- Developer: Tose
- Publisher: Square Enix
- Director: Akihiro Takimoto
- Producer: Noriyoshi Fujimoto
- Designer: Shinnosuke Yamada
- Programmers: Yasutaka Tokida; Shunsuke Ito;
- Artist: Akira Toriyama
- Writer: Akitaka Ikeda
- Composer: Koichi Sugiyama
- Series: Dragon Quest; Slime;
- Platform: Nintendo 3DS
- Release: JP: November 2, 2011;
- Genre: Action-adventure
- Modes: Single-player, multiplayer

= Slime Mori Mori Dragon Quest 3 =

2011 video game

 is a 2011 action-adventure game by Square Enix for the Nintendo 3DS. It is a spinoff video game to the Dragon Quest series, and the third entry in the Slime subseries. The game has not seen an official English release, but a fan-made translation patch has been made available.

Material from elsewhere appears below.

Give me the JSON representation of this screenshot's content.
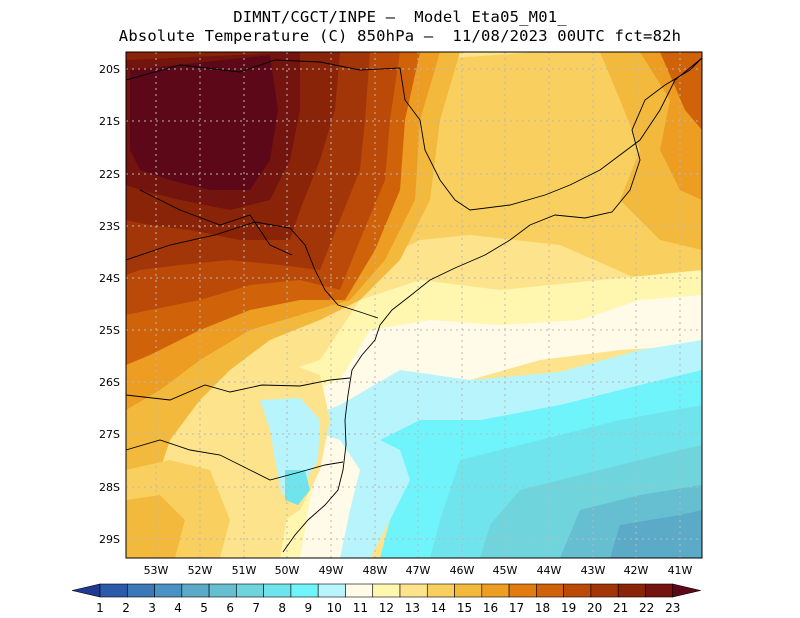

The story follows Surarin, a slime, who goes on a quest to retrieve his country's prized jewels (known as "Rainbow Orbs") from a group of pirates who have stolen them.

==Gameplay==
In the game, the player controls a slime named Slarin. Unlike the first two games of the series, which were 2D games featuring tank battles, Slime Mori Mori Dragon Quest 3 features naval battles in a 3D environment. Also unlike the first two games, the goal is not to rescue one hundred kidnapped slimes, but to take back the "Rainbow Orbs", the treasure of the Slime Kingdom.

The battle mechanics are similar to the previous game in the series, Dragon Quest Heroes: Rocket Slime, with the player journeying through specific game locations, fighting enemies by either flinging the slime at enemies or by fighting naval battles by loading ammunition into the ship's guns. The game features multiplayer mode with up to four participants and uses Nintendo's Street Pass system. An online shop called Netshop, also used in Dragon Quest IX, allows players to upgrade ship parts and buy rare items with in-game currency.

==Plot==
The protagonist, Surarin lives in Slime Kingdom. One day while he return from the sailing, his kingdom is attacked by Tails Troupe, and the "Rainbow Orbs", treasures of the state, were stolen. The Boss of the Tails Troupe spreads these orbs around the world, and sets up guards to prevent them from being taken back. Surarin and his crew sail around the world retrieving the Orbs.

==Development==
The title was first announced on March 16, 2011, as the first Nintendo 3DS title of the series. It was released in Japan on November 2, 2011. It was later re-released as an Ultimate Hits title on December 6, 2012. In February 2012, McDonald's released its own downloadable content for the game, featuring four exclusive items that needed to be collected to form a set. The fast food chain also offered a free minigame download to anyone with a Nintendo DS called McDonald’s Slime Ship Battle DX, which if completed would entitle the player to a one-day coupon for food and drink from the chains locations.

==Reception==
Slime Mori Mori Dragon Quest 3 sold 38,859 copies in its first week, and charted as the seventh-best selling game of the week. It sold over 108,000 copies by 2012.

The Japanese magazine Famitsu scored the game 37/40, while French media Consoles + gave it a 15/20.